🤖 AI Summary
Image memorability—the probability that an image is remembered after a single exposure—lacks a well-established computational model, and its key visual determinants remain unclear.
Method: We propose a single-epoch VGG16-based autoencoder trained to simulate human instantaneous memory; for the first time, we directly model reconstruction error as a memorability predictor. We further employ Integrated Gradients for interpretability, identifying semantically salient regions and high-contrast textures as low-level memorability cues.
Contribution/Results: We discover that inter-class discriminability of latent representations is a stronger predictor of memorability than conventional features (significantly positive correlation). Reconstruction error exhibits a significant negative correlation with human memorability scores (p < 0.001), and an MLP regressor achieves a Spearman correlation of 0.72. This work establishes a novel, interpretable computational paradigm for studying the neural and perceptual foundations of visual memory.
📝 Abstract
Image memorability refers to the phenomenon where certain images are more likely to be remembered than others. It is a quantifiable and intrinsic image attribute, defined as the likelihood of an image being remembered upon a single exposure. Despite advances in understanding human visual perception and memory, it is unclear what features contribute to an image's memorability. To address this question, we propose a deep learning-based computational modeling approach. We employ an autoencoder-based approach built on VGG16 convolutional neural networks (CNNs) to learn latent representations of images. The model is trained in a single-epoch setting, mirroring human memory experiments that assess recall after a single exposure.
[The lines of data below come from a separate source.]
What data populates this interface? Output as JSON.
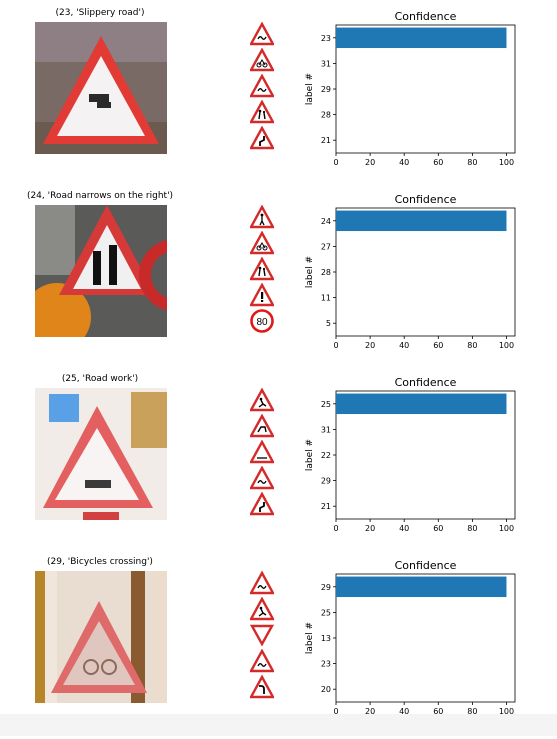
{
  "colors": {
    "bar": "#1f77b4",
    "sign_red": "#d42a2a"
  },
  "rows": [
    {
      "title": "(23, 'Slippery road')",
      "thumbnails": [
        "slippery-road-sign",
        "bicycles-crossing-sign",
        "slippery-road-sign",
        "children-crossing-sign",
        "double-curve-sign"
      ]
    },
    {
      "title": "(24, 'Road narrows on the right')",
      "thumbnails": [
        "pedestrians-sign",
        "bicycles-crossing-sign",
        "children-crossing-sign",
        "caution-sign",
        "speed-limit-80-sign"
      ],
      "speed_limit_text": "80"
    },
    {
      "title": "(25, 'Road work')",
      "thumbnails": [
        "road-work-sign",
        "wild-animals-sign",
        "beware-ice-sign",
        "slippery-road-sign",
        "double-curve-sign"
      ]
    },
    {
      "title": "(29, 'Bicycles crossing')",
      "thumbnails": [
        "slippery-road-sign",
        "road-work-sign",
        "yield-sign",
        "slippery-road-sign",
        "dangerous-curve-sign"
      ]
    }
  ],
  "chart_data": [
    {
      "type": "bar",
      "orientation": "horizontal",
      "title": "Confidence",
      "ylabel": "label #",
      "xlabel": "",
      "categories": [
        "23",
        "31",
        "29",
        "28",
        "21"
      ],
      "values": [
        100,
        0,
        0,
        0,
        0
      ],
      "xlim": [
        0,
        105
      ],
      "xticks": [
        0,
        20,
        40,
        60,
        80,
        100
      ]
    },
    {
      "type": "bar",
      "orientation": "horizontal",
      "title": "Confidence",
      "ylabel": "label #",
      "xlabel": "",
      "categories": [
        "24",
        "27",
        "28",
        "11",
        "5"
      ],
      "values": [
        100,
        0,
        0,
        0,
        0
      ],
      "xlim": [
        0,
        105
      ],
      "xticks": [
        0,
        20,
        40,
        60,
        80,
        100
      ]
    },
    {
      "type": "bar",
      "orientation": "horizontal",
      "title": "Confidence",
      "ylabel": "label #",
      "xlabel": "",
      "categories": [
        "25",
        "31",
        "22",
        "29",
        "21"
      ],
      "values": [
        100,
        0,
        0,
        0,
        0
      ],
      "xlim": [
        0,
        105
      ],
      "xticks": [
        0,
        20,
        40,
        60,
        80,
        100
      ]
    },
    {
      "type": "bar",
      "orientation": "horizontal",
      "title": "Confidence",
      "ylabel": "label #",
      "xlabel": "",
      "categories": [
        "29",
        "25",
        "13",
        "23",
        "20"
      ],
      "values": [
        100,
        0,
        0,
        0,
        0
      ],
      "xlim": [
        0,
        105
      ],
      "xticks": [
        0,
        20,
        40,
        60,
        80,
        100
      ]
    }
  ]
}
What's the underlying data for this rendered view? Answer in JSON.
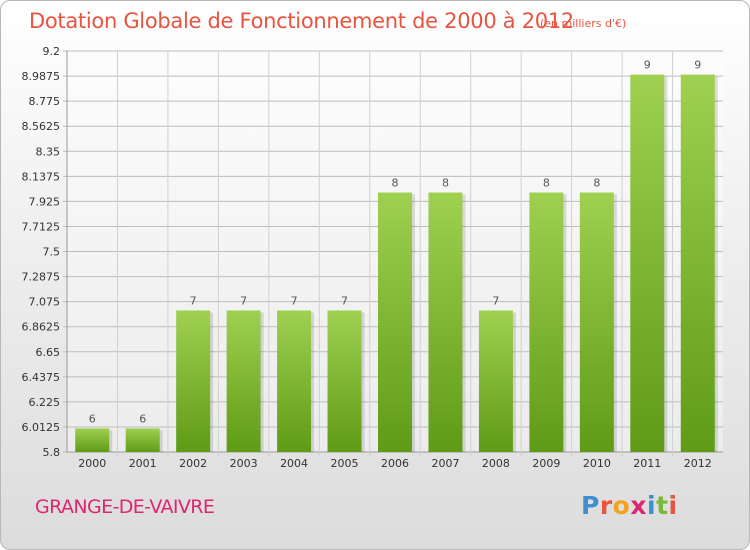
{
  "header": {
    "title": "Dotation Globale de Fonctionnement de 2000 à 2012",
    "unit": "(en milliers d'€)"
  },
  "footer": {
    "commune": "GRANGE-DE-VAIVRE",
    "brand": "Proxiti"
  },
  "colors": {
    "title": "#e8543f",
    "commune": "#e02570",
    "bar_top": "#9fd051",
    "bar_bottom": "#5f9b16",
    "brand_letters": [
      "#3f8fd0",
      "#e8543f",
      "#f4a21c",
      "#e02570",
      "#3f8fd0",
      "#79b83a",
      "#e8543f"
    ]
  },
  "chart_data": {
    "type": "bar",
    "title": "Dotation Globale de Fonctionnement de 2000 à 2012",
    "xlabel": "",
    "ylabel": "",
    "categories": [
      "2000",
      "2001",
      "2002",
      "2003",
      "2004",
      "2005",
      "2006",
      "2007",
      "2008",
      "2009",
      "2010",
      "2011",
      "2012"
    ],
    "values": [
      6,
      6,
      7,
      7,
      7,
      7,
      8,
      8,
      7,
      8,
      8,
      9,
      9
    ],
    "data_labels": [
      "6",
      "6",
      "7",
      "7",
      "7",
      "7",
      "8",
      "8",
      "7",
      "8",
      "8",
      "9",
      "9"
    ],
    "ylim": [
      5.8,
      9.2
    ],
    "yticks": [
      "5.8",
      "6.0125",
      "6.225",
      "6.4375",
      "6.65",
      "6.8625",
      "7.075",
      "7.2875",
      "7.5",
      "7.7125",
      "7.925",
      "8.1375",
      "8.35",
      "8.5625",
      "8.775",
      "8.9875",
      "9.2"
    ],
    "grid": true,
    "legend": "none"
  }
}
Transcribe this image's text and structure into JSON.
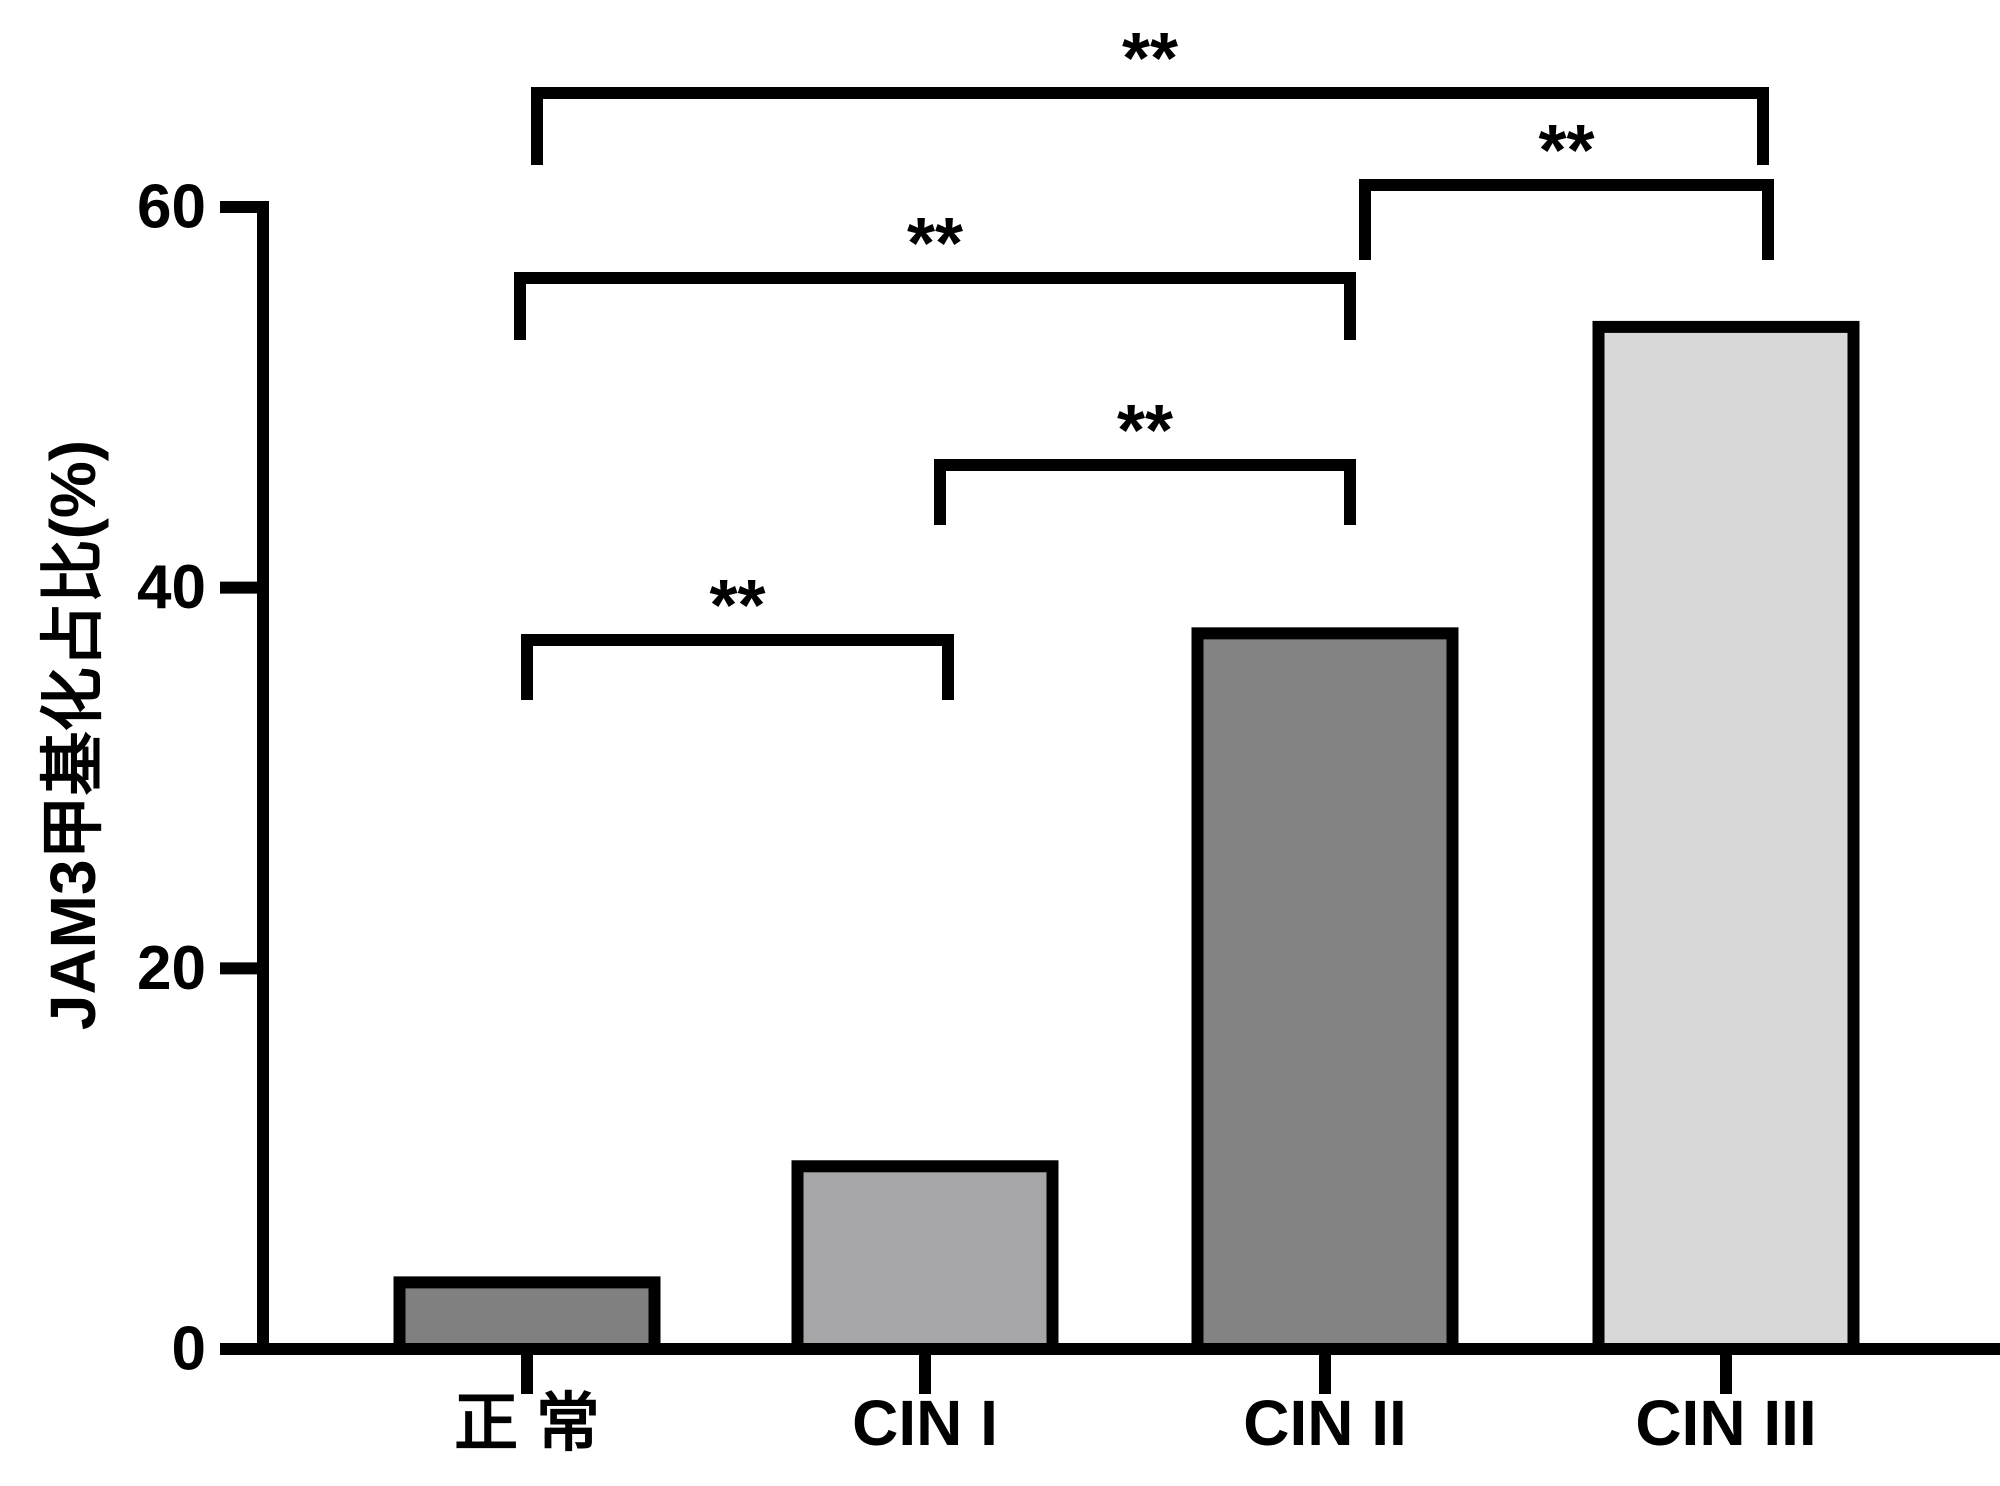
{
  "chart_data": {
    "type": "bar",
    "title": "",
    "xlabel": "",
    "ylabel": "JAM3甲基化占比(%)",
    "ylim": [
      0,
      60
    ],
    "yticks": [
      0,
      20,
      40,
      60
    ],
    "yticks_text": [
      "0",
      "20",
      "40",
      "60"
    ],
    "categories": [
      "正 常",
      "CIN I",
      "CIN II",
      "CIN III"
    ],
    "values": [
      3.5,
      9.6,
      37.6,
      53.7
    ],
    "bar_colors": [
      "#808080",
      "#a6a6a8",
      "#838383",
      "#d8d8d8"
    ],
    "edge_color": "#000000",
    "grid": false,
    "legend": "none",
    "comparisons": [
      {
        "from": 0,
        "to": 1,
        "label": "**"
      },
      {
        "from": 1,
        "to": 2,
        "label": "**"
      },
      {
        "from": 0,
        "to": 2,
        "label": "**"
      },
      {
        "from": 2,
        "to": 3,
        "label": "**"
      },
      {
        "from": 0,
        "to": 3,
        "label": "**"
      }
    ]
  }
}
We examine the relationship between autoencoder reconstruction error and memorability, analyze the distinctiveness of latent space representations, and develop a multi-layer perceptron (MLP) model for memorability prediction. Additionally, we perform interpretability analysis using Integrated Gradients (IG) to identify the key visual characteristics that contribute to memorability. Our results demonstrate a significant correlation between the images' memorability score and the autoencoder's reconstruction error, as well as the robust predictive performance of its latent representations. Distinctiveness in these representations correlated significantly with memorability. Additionally, certain visual characteristics were identified as features contributing to image memorability in our model. These findings suggest that autoencoder-based representations capture fundamental aspects of image memorability, providing new insights into the computational modeling of human visual memory.